De onderzoeker heeft niet goed geteld.
Leg uit hoe je dat kunt zien aan het aantal chromosomen.
b Een andere onderzoeker telt in een geslachtscel van een vliegje 4 chromosomen. Kan dat, of heeft zij ook een fout gemaakt? Leg je antwoord uit.
c In afbeelding 5 zie je een Chinese hamster. De kern van een bepaalde cel van de
Chinese hamster bevat 11 chromosomen.
Is dit de kern van een lichaamscel of van een geslachtscel? Leg je antwoord uit.
d Hoeveel chromosomen bevat de kern van een niercel van de Chinese hamster?
(6) Lees de tekst ‘Meisjes zijn sterker, maar jongens zijn sneller’.
a Een man en een vrouw willen graag een dochter.

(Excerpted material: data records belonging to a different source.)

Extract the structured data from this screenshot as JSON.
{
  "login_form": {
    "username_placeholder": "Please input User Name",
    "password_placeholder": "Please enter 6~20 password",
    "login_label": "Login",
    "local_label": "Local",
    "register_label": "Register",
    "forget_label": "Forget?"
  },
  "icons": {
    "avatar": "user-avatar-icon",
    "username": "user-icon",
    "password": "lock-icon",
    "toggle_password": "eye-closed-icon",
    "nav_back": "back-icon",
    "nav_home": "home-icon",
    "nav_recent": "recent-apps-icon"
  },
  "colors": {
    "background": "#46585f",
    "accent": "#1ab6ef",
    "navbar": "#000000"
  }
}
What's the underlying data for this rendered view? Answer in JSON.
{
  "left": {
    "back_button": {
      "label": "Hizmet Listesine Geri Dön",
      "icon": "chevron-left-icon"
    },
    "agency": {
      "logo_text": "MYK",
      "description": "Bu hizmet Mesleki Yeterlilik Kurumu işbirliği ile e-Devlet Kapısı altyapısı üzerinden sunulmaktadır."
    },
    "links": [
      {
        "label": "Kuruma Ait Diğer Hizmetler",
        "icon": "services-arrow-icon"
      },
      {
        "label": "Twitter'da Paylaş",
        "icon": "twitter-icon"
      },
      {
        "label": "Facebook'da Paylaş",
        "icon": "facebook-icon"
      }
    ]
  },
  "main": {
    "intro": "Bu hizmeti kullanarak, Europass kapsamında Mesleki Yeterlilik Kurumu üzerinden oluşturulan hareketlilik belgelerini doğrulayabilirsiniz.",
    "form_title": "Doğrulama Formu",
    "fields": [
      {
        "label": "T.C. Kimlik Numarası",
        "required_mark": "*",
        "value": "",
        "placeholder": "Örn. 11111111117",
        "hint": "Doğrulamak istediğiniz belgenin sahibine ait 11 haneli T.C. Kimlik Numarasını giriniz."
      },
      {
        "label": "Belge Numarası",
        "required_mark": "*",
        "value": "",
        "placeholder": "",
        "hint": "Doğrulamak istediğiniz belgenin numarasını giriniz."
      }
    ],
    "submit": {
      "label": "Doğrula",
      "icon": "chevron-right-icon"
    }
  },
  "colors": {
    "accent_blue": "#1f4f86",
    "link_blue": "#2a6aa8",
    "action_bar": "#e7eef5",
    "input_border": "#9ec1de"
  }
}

Moet de eicel worden bevrucht door een zaadcel met een X-chromosoom of een
zaadcel met een Y-chromosoom?
b Leeft een zaadcel met een X-chromosoom langer of korter dan een zaadcel met een Y-chromosoom?
c Heeft een zaadcel met een X-chromosoom meer of minder tijd nodig om de eicel te bereiken? Leg je antwoord uit.
d Leg uit waarom een eicel geen invloed heeft op welke zaadcel de eicel het eerst bevrucht.
e Een eicel is veel groter dan een zaadcel.
Leg uit welk voordeel zaadcellen hebben bij hun kleine formaat.
(7) Lees de tekst ‘Kruisen met soorten’ en bekijk tabel i.
a Hoeveel chromosomen verwacht je in cellen van een muilezel en een muildier aan te
treffen? Leg je antwoord uit.
b Tijdens welke fase van de meiose treedt er bij muilezels en muildieren een probleem op in verband met het aantal chromosomen in de cellen? Leg je antwoord uit.
c De kruising van een paard met een zebra heeft een opvallend vachtpatroon.
Leg uit dat dit niet kan komen doordat in de cellen van de kop en het achterlijf alleen
chromosomen van de ezel zitten, terwijl in de cellen van de borst en de voorpoten
alleen chromosomen van het paard zitten.